A little hack here, some traffic sniffing there and like most any other networked-enabled device, a printer can do things it wasn't designed for, including letting others view that confidential memo or sensitive fax.
Now may be a good time to take stock of your security before someone prints out that next important document.
Note: Any opinions expressed below are solely those of the individual posters on the AntiOnline forums.
This Week's Spotlight Thread:
Fun with a JetDirect
Hacking Network Printers
Irongeek makes you think twice before hitting that print button. Here's a sample of the areas his tutorial delves into...
- Finding Network printers using Nmap and SNMP tools
- Using a JetDirect box as an Nmap Idlescan Zombie
- Setting up a direct IP printer in Windows and Linux
- DoSing the network or the printer
- Changing the LCD display text using HPhack, IGhphack or Hijetter
- Using Hijetter to treat some JetDirect boxes as files/web servers
- Finding stored faxes and print jobs on Jetdirect printers
- Don't forget to look for Stored Documents via the web interface
- Sniffing print jobs and replaying them...
SirDice offers some advice on preventing printer abuse.
Sniffing the printer traffic means you have to be in the path somewhere. The 'normal' sniffing rules apply. What I found really, really troublesome is the fact that a lot of the modern printers (usually the ones with fax and scanning capabilities) store documents. Anyone with a browser can just connect to that printer and browse scanned/printed documents.
The TCP/IP stack on these printers is usually seriously flawed too. No way to configure certain aspects like turning ICMP broadcast pings on/off.
That's one of the reasons I usually put all printers on a separate network, firewall them and only allow the printserver access.

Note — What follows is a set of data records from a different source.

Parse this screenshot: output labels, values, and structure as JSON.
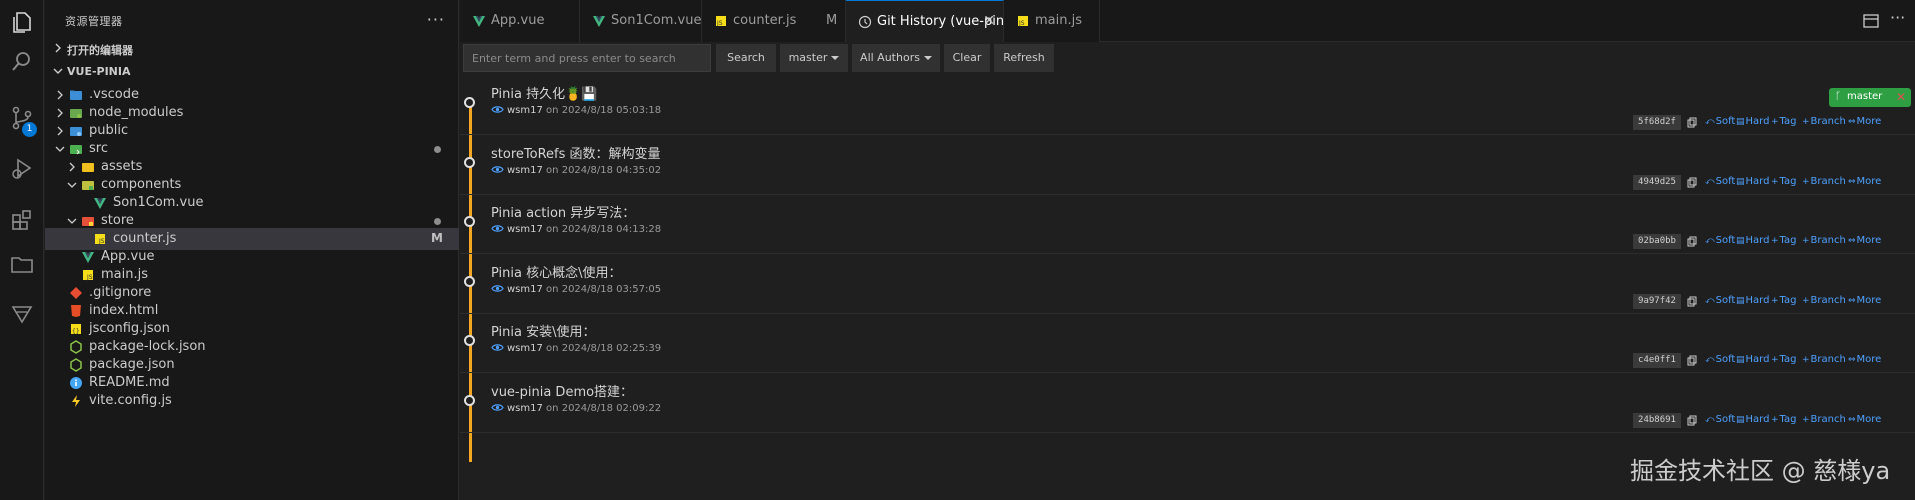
{
  "explorer": {
    "title": "资源管理器",
    "more": "···",
    "open_editors": "打开的编辑器",
    "project": "VUE-PINIA",
    "tree": [
      {
        "name": ".vscode",
        "indent": 1,
        "kind": "folder-vscode",
        "state": "collapsed"
      },
      {
        "name": "node_modules",
        "indent": 1,
        "kind": "folder-node",
        "state": "collapsed"
      },
      {
        "name": "public",
        "indent": 1,
        "kind": "folder-public",
        "state": "collapsed"
      },
      {
        "name": "src",
        "indent": 1,
        "kind": "folder-src",
        "state": "expanded",
        "dot": true
      },
      {
        "name": "assets",
        "indent": 2,
        "kind": "folder-assets",
        "state": "collapsed"
      },
      {
        "name": "components",
        "indent": 2,
        "kind": "folder-components",
        "state": "expanded"
      },
      {
        "name": "Son1Com.vue",
        "indent": 3,
        "kind": "vue"
      },
      {
        "name": "store",
        "indent": 2,
        "kind": "folder-store",
        "state": "expanded",
        "dot": true
      },
      {
        "name": "counter.js",
        "indent": 3,
        "kind": "js",
        "selected": true,
        "mod": "M"
      },
      {
        "name": "App.vue",
        "indent": 2,
        "kind": "vue"
      },
      {
        "name": "main.js",
        "indent": 2,
        "kind": "js"
      },
      {
        "name": ".gitignore",
        "indent": 1,
        "kind": "git"
      },
      {
        "name": "index.html",
        "indent": 1,
        "kind": "html"
      },
      {
        "name": "jsconfig.json",
        "indent": 1,
        "kind": "jsconfig"
      },
      {
        "name": "package-lock.json",
        "indent": 1,
        "kind": "node"
      },
      {
        "name": "package.json",
        "indent": 1,
        "kind": "node"
      },
      {
        "name": "README.md",
        "indent": 1,
        "kind": "info"
      },
      {
        "name": "vite.config.js",
        "indent": 1,
        "kind": "vite"
      }
    ]
  },
  "tabs": [
    {
      "label": "App.vue",
      "icon": "vue"
    },
    {
      "label": "Son1Com.vue",
      "icon": "vue"
    },
    {
      "label": "counter.js",
      "icon": "js",
      "mod": "M"
    },
    {
      "label": "Git History (vue-pinia)",
      "icon": "history",
      "active": true,
      "close": "✕"
    },
    {
      "label": "main.js",
      "icon": "js"
    }
  ],
  "toolbar": {
    "search_placeholder": "Enter term and press enter to search",
    "search": "Search",
    "branch": "master",
    "authors": "All Authors",
    "clear": "Clear",
    "refresh": "Refresh"
  },
  "branch_badge": {
    "label": "master",
    "close": "✕"
  },
  "actions": {
    "soft": "Soft",
    "hard": "Hard",
    "tag": "Tag",
    "branch": "Branch",
    "more": "More"
  },
  "commits": [
    {
      "message": "Pinia 持久化",
      "emoji": "🍍💾",
      "author": "wsm17",
      "on": "on",
      "date": "2024/8/18 05:03:18",
      "hash": "5f68d2f"
    },
    {
      "message": "storeToRefs 函数：解构变量",
      "author": "wsm17",
      "on": "on",
      "date": "2024/8/18 04:35:02",
      "hash": "4949d25"
    },
    {
      "message": "Pinia action 异步写法：",
      "author": "wsm17",
      "on": "on",
      "date": "2024/8/18 04:13:28",
      "hash": "02ba0bb"
    },
    {
      "message": "Pinia 核心概念\\使用：",
      "author": "wsm17",
      "on": "on",
      "date": "2024/8/18 03:57:05",
      "hash": "9a97f42"
    },
    {
      "message": "Pinia 安装\\使用：",
      "author": "wsm17",
      "on": "on",
      "date": "2024/8/18 02:25:39",
      "hash": "c4e0ff1"
    },
    {
      "message": "vue-pinia Demo搭建：",
      "author": "wsm17",
      "on": "on",
      "date": "2024/8/18 02:09:22",
      "hash": "24b8691"
    }
  ],
  "watermark": "掘金技术社区 @ 慈様ya",
  "colors": {
    "accent": "#0078d4",
    "graph": "#f5a623",
    "link": "#4ea0ff",
    "branch": "#2ea043"
  }
}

A few more details are in order!
At my last job we did it using VLANs. Especially with big sites using dedicated switches is probably not going to work. You would need a lot more switches. Just define a printing VLAN and use an access list to regulate who can do what.
We had to add 1 or 2 workstations so the guys 'n girls from facility management could monitor the printers for empty toners/papers etc. Everybody else had to use the printserver. Pretty simple setup but still effective.